Target values: [0 1]
Target distribution: [119 131]


In [7]:
print ('Training set size: {}'.format(X.shape))
print ('Test set size: {}'.format(Xt.shape))

Training set size: (250, 200)
Test set size: (19750, 200)


## Benchmark solution

In [8]:
clf = SVC(kernel='rbf', probability=True)
params = {'C': np.logspace(-7, 3, 100), 
          'gamma': np.logspace(-7, 2, 100)}

rand = RandomizedSearchCV(estimator=clf, 
                          param_distributions=params,
                          n_iter=100,
                          scoring='roc_auc',
                          n_jobs=-1,
                          cv=10,
                          refit=True,
                          random_state=0)

In [9]:
rand.fit(X, y)
best_roc_auc = rand.best_score_
best_params = rand.best_params_

In [10]:
print('Best roc_auc {:1.3f} using {}'.format(best_roc_auc, best_params))
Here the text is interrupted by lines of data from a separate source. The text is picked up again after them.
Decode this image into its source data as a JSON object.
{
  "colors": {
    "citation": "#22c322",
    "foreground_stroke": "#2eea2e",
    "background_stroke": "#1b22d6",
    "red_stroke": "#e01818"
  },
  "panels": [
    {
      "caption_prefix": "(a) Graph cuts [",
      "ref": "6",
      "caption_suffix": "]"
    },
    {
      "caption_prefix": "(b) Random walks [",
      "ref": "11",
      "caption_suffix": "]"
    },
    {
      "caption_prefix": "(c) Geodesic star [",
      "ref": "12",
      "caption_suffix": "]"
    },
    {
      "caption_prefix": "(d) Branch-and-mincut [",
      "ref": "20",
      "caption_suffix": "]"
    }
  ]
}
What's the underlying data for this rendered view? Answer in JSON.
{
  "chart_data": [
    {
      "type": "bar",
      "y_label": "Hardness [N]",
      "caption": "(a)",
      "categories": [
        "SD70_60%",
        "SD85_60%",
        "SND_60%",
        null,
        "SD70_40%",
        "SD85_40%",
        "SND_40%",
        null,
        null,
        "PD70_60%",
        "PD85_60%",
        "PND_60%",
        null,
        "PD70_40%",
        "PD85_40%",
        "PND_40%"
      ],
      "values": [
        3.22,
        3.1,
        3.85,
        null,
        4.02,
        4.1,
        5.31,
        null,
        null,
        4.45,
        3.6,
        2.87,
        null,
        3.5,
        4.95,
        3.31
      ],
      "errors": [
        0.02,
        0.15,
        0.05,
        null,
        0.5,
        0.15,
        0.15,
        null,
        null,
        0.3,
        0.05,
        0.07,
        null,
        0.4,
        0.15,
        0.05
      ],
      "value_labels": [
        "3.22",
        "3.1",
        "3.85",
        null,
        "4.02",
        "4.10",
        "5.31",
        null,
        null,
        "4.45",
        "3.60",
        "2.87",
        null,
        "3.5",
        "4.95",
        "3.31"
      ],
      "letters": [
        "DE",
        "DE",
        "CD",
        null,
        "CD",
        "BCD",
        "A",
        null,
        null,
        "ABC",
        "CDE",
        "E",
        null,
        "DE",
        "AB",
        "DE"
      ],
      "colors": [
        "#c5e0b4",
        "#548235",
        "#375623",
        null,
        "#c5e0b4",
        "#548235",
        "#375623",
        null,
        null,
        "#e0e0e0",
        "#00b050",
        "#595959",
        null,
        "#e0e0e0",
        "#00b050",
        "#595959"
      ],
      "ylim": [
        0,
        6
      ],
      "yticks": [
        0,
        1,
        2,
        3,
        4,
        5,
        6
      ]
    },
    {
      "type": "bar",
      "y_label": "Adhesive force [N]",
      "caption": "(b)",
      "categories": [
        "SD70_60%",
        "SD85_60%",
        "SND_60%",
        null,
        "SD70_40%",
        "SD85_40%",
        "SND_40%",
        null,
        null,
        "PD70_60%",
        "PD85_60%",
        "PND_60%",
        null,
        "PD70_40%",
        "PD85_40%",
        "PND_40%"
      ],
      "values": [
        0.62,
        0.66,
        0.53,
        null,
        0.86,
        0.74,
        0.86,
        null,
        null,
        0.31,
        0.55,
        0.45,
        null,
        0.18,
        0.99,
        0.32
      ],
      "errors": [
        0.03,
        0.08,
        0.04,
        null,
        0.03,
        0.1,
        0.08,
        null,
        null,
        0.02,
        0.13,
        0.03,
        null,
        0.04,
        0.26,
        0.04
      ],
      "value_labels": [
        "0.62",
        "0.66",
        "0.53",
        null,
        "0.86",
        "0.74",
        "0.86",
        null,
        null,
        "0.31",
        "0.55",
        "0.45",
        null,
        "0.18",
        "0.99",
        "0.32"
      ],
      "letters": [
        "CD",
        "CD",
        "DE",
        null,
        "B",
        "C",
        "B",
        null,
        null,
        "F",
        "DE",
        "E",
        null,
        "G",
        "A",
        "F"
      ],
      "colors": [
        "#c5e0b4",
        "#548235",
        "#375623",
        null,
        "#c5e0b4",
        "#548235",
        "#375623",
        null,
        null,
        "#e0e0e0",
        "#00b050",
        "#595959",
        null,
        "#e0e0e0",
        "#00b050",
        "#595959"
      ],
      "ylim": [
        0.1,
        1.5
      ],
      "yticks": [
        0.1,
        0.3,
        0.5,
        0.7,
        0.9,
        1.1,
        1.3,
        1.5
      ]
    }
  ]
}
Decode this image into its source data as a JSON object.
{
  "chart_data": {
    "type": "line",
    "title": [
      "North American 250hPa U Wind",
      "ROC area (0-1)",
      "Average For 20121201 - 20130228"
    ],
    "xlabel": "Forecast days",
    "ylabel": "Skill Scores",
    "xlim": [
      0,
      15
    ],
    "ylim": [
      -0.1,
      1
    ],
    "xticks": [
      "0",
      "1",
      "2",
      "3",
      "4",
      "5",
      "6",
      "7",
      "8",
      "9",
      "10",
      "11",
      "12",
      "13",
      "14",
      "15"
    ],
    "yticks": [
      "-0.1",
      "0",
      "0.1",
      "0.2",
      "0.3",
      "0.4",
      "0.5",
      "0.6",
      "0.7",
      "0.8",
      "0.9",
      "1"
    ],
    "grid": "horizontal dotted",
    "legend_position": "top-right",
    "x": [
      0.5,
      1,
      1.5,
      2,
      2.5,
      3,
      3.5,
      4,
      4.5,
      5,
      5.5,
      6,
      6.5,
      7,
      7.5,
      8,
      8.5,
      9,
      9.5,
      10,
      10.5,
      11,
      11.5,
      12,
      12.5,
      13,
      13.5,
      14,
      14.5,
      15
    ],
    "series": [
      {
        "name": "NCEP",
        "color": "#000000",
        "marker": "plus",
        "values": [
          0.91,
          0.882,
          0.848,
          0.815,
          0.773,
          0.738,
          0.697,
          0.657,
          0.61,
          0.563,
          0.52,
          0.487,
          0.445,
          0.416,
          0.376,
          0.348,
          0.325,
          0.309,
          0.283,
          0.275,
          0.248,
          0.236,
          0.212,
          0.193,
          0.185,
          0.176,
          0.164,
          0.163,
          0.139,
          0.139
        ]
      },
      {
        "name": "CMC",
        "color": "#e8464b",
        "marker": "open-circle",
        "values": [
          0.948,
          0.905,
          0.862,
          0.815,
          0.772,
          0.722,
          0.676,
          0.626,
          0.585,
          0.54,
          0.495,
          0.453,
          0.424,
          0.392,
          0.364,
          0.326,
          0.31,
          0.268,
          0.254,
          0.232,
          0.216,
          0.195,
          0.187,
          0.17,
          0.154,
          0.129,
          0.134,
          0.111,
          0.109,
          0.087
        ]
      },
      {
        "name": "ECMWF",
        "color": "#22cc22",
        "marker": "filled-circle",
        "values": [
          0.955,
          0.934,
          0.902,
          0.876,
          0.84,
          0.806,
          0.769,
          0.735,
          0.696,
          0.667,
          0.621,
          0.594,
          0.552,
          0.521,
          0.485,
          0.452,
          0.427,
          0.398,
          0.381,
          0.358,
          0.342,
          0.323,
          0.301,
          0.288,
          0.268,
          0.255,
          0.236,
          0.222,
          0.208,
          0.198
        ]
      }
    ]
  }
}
Best roc_auc 0.859 using {'gamma': 0.005336699231206312, 'C': 61.35907273413163}


## Benchmark testing

This is a classification problem. The AUC on the test portion will be used to evaluate the benchmark model.

In [11]:
probs = rand.predict_proba(Xt)

In [12]:
test_roc_auc = roc_auc_score(y_true=test.Target_Practice.values, 
                             y_score=probs[:,1])

print('roc_auc in the test set is {:1.3f}'.format(test_roc_auc))

roc_auc in the test set is 0.862


## Improvement of the benchmark

The task is to propose a better model than the benchmark. An AUC above 0.90 is considered as a good result. AUC scores about 0.95 are considered excellent.